If the answers are “for humans”, “static assets” and “not really”, you’re basically looking at a very nice Gaussian splat viewer with a vintage cognitive-science label. If they’re “for agents”, “real-time” and “yes, in latent space”, you’re closer to the kind of world model Craik was gesturing at, LeCun has been sketching, and DeepMind is trying to simulate — the one that, very inconveniently for demo culture, doesn’t fit in a single tweetable GIF.

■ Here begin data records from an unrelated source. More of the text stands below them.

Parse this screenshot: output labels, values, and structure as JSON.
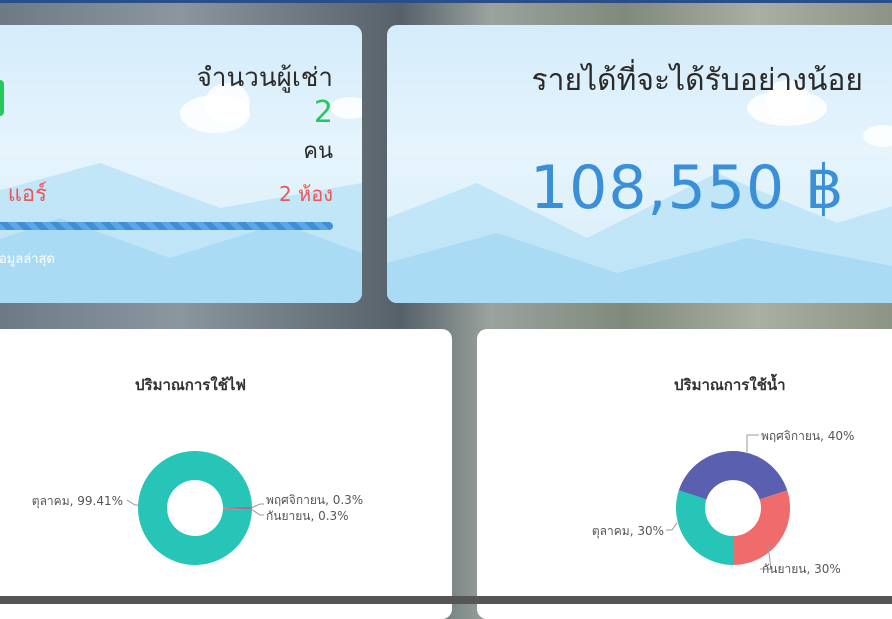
{
  "tenants_card": {
    "title": "จำนวนผู้เช่า",
    "count": "2",
    "unit": "คน",
    "air_label": "ง แอร์",
    "rooms": "2 ห้อง",
    "footer": "ข้อมูลล่าสุด",
    "accent_color": "#24c85b",
    "alert_color": "#e8585a",
    "icon": "document-icon"
  },
  "income_card": {
    "title": "รายได้ที่จะได้รับอย่างน้อย",
    "value": "108,550 ฿",
    "value_color": "#3a8fd8"
  },
  "electric_panel": {
    "title": "ปริมาณการใช้ไฟ",
    "chart_data": {
      "type": "pie",
      "donut": true,
      "categories": [
        "ตุลาคม",
        "พฤศจิกายน",
        "กันยายน"
      ],
      "values": [
        99.41,
        0.3,
        0.3
      ],
      "labels": [
        "ตุลาคม, 99.41%",
        "พฤศจิกายน, 0.3%",
        "กันยายน, 0.3%"
      ],
      "colors": [
        "#27c4b8",
        "#5b5fb0",
        "#f06b6b"
      ]
    }
  },
  "water_panel": {
    "title": "ปริมาณการใช้น้ำ",
    "chart_data": {
      "type": "pie",
      "donut": true,
      "categories": [
        "พฤศจิกายน",
        "กันยายน",
        "ตุลาคม"
      ],
      "values": [
        40,
        30,
        30
      ],
      "labels": [
        "พฤศจิกายน, 40%",
        "กันยายน, 30%",
        "ตุลาคม, 30%"
      ],
      "colors": [
        "#5b5fb0",
        "#f06b6b",
        "#27c4b8"
      ]
    }
  }
}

It’s also worth separating the rhetoric from the plumbing. Fei-Fei Li and LeCun often sound like card-carrying LLM haters, but a more charitable reading is that they’re objecting to LLMs as the only game in town, not to large neural sequence models per se. In practice, multimodal LLMs with structured outputs — code, programs, API calls, scene graphs — are likely to be one of the main ways we specify tasks, describe environments and glue world models to products. Even if you believe that real intelligence lives in spatial prediction and internal latent state, it’s hard to deny that GPT-style models are what blew the funding window open: without the shock of ChatGPT, there is no Marble launch, no Genie 3 demo tour, and probably no appetite in the capital markets to bankroll a slow, unsexy research programme about agents learning to nudge virtual boxes around.

In the meantime, it’s a safe bet that more robotics labs, AV stacks and “agent platforms” will quietly relabel whatever they already have as a world model. After all, in this business it’s often cheaper to rename the diagram than to redraw it — especially when the money that pays for the ink arrived on the back of the very language models everyone now loves to dismiss.